Eating, making tea, or preserving lemons with honey is known probably in every cuisine in the world. For some reason, I was surprised when came across traditional citrus and honey teas in Japan, and then when found dedicated shelves of Korean fruit and honey teas in almost every Asian store in the U.S.
There is a list of traditional Korean fruit teas with honey that includes a few citrus varieties — gyulpicha (귤피차; 橘皮茶; “citrus peel tea”), taengjacha (탱자차; “bitter orange tea”), yujacha (유자차; 柚子茶; “yuja tea”). Korean word yujacha means yuja citrus tea. Yuja, or citrus junos is better known in the U.S. as yuzu. Traditionally, thinly sliced yuzu is preserved with honey to make yujacheong, and then to make tea a portion of preserves is mixed with hot water.
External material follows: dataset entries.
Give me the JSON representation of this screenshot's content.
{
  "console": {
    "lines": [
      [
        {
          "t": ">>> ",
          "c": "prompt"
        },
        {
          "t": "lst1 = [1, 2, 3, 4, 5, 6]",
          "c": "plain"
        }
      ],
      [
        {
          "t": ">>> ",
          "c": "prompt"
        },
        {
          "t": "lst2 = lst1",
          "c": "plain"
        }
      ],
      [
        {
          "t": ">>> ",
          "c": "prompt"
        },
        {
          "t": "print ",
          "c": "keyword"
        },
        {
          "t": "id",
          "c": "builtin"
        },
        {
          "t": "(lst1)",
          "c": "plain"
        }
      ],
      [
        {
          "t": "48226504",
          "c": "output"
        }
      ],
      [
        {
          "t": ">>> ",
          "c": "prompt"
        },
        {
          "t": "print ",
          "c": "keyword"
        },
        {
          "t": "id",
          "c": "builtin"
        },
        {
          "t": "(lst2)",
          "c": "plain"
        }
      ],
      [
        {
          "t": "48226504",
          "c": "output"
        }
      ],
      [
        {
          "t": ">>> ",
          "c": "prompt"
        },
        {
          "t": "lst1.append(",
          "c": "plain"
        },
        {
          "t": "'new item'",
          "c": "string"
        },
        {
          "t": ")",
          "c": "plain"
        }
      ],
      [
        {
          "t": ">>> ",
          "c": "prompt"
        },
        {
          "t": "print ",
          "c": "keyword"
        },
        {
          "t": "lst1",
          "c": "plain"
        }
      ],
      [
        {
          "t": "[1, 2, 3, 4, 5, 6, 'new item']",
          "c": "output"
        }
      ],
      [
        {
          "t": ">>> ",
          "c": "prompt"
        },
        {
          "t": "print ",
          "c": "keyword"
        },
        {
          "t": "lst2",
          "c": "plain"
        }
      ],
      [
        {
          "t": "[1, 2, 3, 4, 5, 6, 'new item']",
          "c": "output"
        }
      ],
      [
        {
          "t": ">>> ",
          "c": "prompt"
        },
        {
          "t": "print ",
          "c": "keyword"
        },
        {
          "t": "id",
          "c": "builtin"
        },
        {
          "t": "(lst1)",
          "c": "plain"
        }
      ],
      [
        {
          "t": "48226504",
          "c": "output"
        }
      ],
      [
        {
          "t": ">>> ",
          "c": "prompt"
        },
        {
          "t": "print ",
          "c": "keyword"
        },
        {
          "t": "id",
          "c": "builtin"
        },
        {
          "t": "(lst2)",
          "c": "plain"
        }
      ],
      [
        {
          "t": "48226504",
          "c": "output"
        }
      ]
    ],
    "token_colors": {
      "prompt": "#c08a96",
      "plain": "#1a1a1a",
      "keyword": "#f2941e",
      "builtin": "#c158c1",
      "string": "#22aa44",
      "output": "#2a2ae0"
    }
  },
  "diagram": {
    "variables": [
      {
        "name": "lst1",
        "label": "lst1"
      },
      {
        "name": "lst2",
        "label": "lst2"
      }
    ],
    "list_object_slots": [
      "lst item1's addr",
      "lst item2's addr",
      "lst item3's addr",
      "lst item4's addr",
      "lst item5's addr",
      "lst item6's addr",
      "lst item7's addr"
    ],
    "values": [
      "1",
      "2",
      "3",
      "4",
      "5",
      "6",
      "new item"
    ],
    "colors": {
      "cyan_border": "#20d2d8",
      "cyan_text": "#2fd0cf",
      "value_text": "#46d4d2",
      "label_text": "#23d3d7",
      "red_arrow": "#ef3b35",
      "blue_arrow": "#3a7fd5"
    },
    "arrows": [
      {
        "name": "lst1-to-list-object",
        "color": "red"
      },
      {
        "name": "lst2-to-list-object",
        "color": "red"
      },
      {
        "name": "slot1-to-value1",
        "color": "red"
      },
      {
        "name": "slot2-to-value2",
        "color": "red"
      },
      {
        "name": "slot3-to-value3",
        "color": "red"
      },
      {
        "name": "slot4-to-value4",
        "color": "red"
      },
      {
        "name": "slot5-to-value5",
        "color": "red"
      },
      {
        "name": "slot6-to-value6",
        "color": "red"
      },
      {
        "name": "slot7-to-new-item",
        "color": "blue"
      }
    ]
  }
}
During the winter, two our favorite food stores Whole Foods and Centra Market bring a generous variety of citrus fruit to Austin. Some of them a simply better during the season — fresh, juicy and fragrant. Other are exotic and not available any other time of year. Making honey preserves is my way to prolong the pleasure of having them in my kitchen. I do not add pectin or other gelling agents. Instead, I keep the syrup liquid and use it for everything — hot tea, sparkling drinks, cocktails, sponge cakes feed, etc. Honey candied citrus slices are excellent as toppings for other desserts, ice creams, custards, fruit salads. Everything is pure, natural, and beautiful.